2026年6月26日、KPMGコンサルティングは「KPMGマネージドサービス展望調査2026」(日本語版)を発表した。本調査は、米国の調査会社IDCによる分析を基に、世界的な企業変革の潮流と、特にAI時代におけるマネージドサービスの役割や導入傾向を取りまとめたものである。対象は世界の大企業1,224人のシニアリーダーで、業界も金融、製造、ライフサイエンス、テクノロジー、エネルギーなど多岐にわたる。

調査によると、AIの高度化を背景に、マネージドサービスは従来の運用支援から、AI活用の実装・運用・統制を担う中核基盤へと進化している。87%の企業が、自社のデジタルトランスフォーメーション(DX)戦略にマネージドサービスを高度に組み込んでいると回答。また、91%の企業が、AIエージェントの監視や運用保守においてマネージドサービスを重要とみなしている。
導入の主目的は、従来のコスト削減から企業変革などの戦略的インパクト創出へと変化している。90%以上の企業が期待以上の成果を実感し、総運用コストを15~45%削減したケースもみられる。ROIの測定指標では、コスト効率のみならず新技術の活用、市場投入スピード、イノベーション加速といった戦略的要素への関心が高い。


マネージドサービスの活用範囲も広がり、約60%の企業が単一機能全体または全社規模で導入。税務(約40%)、サイバーセキュリティ(37%)、ガバナンス・リスク・コンプライアンス(35%)が主な導入分野となっている。特にサイバーセキュリティ分野では、63%の企業が全社規模もしくは機能全体で導入している。AI管理分野での導入も約50%に拡大。今後はクラウドアプリケーション管理の重要性が高まり、ITインフラの優先度は徐々に低下する見通しとされた。

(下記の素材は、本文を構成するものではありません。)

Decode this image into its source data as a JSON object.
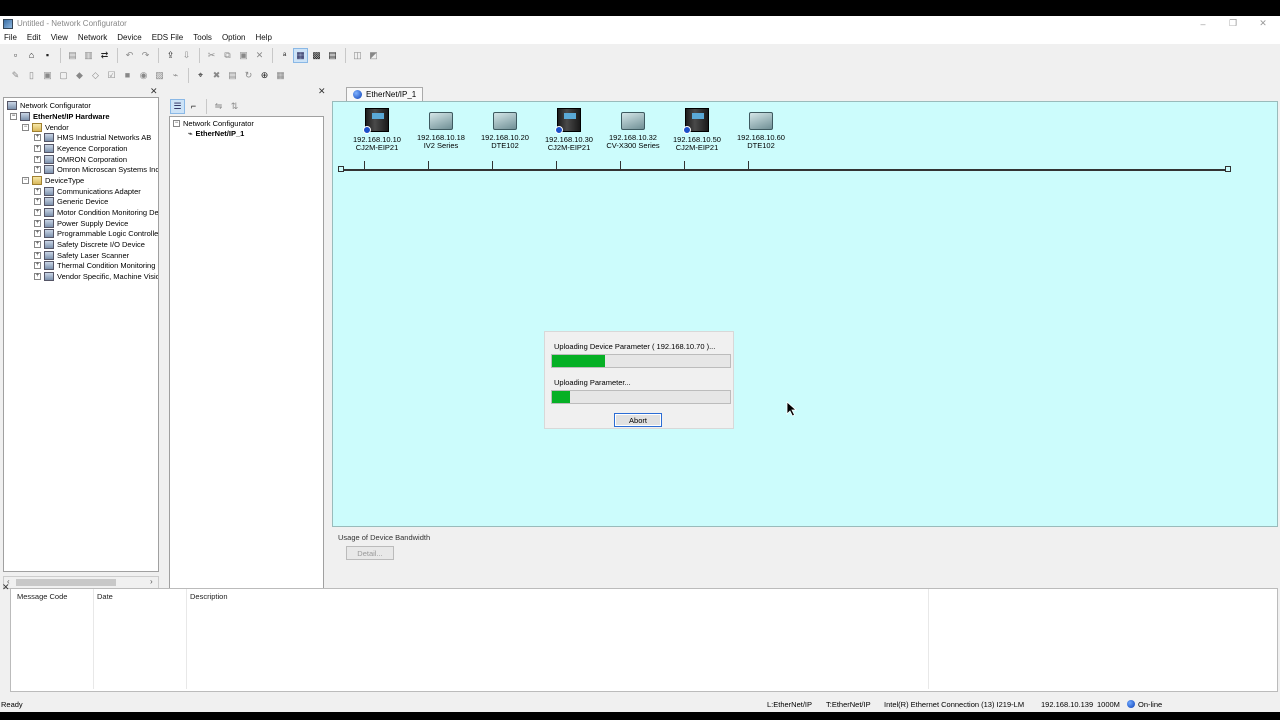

2026年に企業が向き合うべき7つの課題として、(1)コストや効率だけでなく成長・リスクも重視したプロセス再定義、(2)自動化ではなく業務再設計のための活用、(3)信頼性の高いデータ基盤の整備、(4)セキュリティ・ガバナンスを確保したAI拡張、(5)技術と人材の適切な組合せ、(6)全社的チェンジマネジメント、そして(7)業務処理の代行者ではなく変革を支えるパートナー選びがあがった。
本調査から、マネージドサービスは企業の新たな競争力確保や事業成長のため、戦略的なツールとしてより重視されていることが明らかとなった。経営企画部門においても、全社的なDXやAI導入推進におけるパートナー選定・運用体制構築の重要性がさらに高まる見通しである。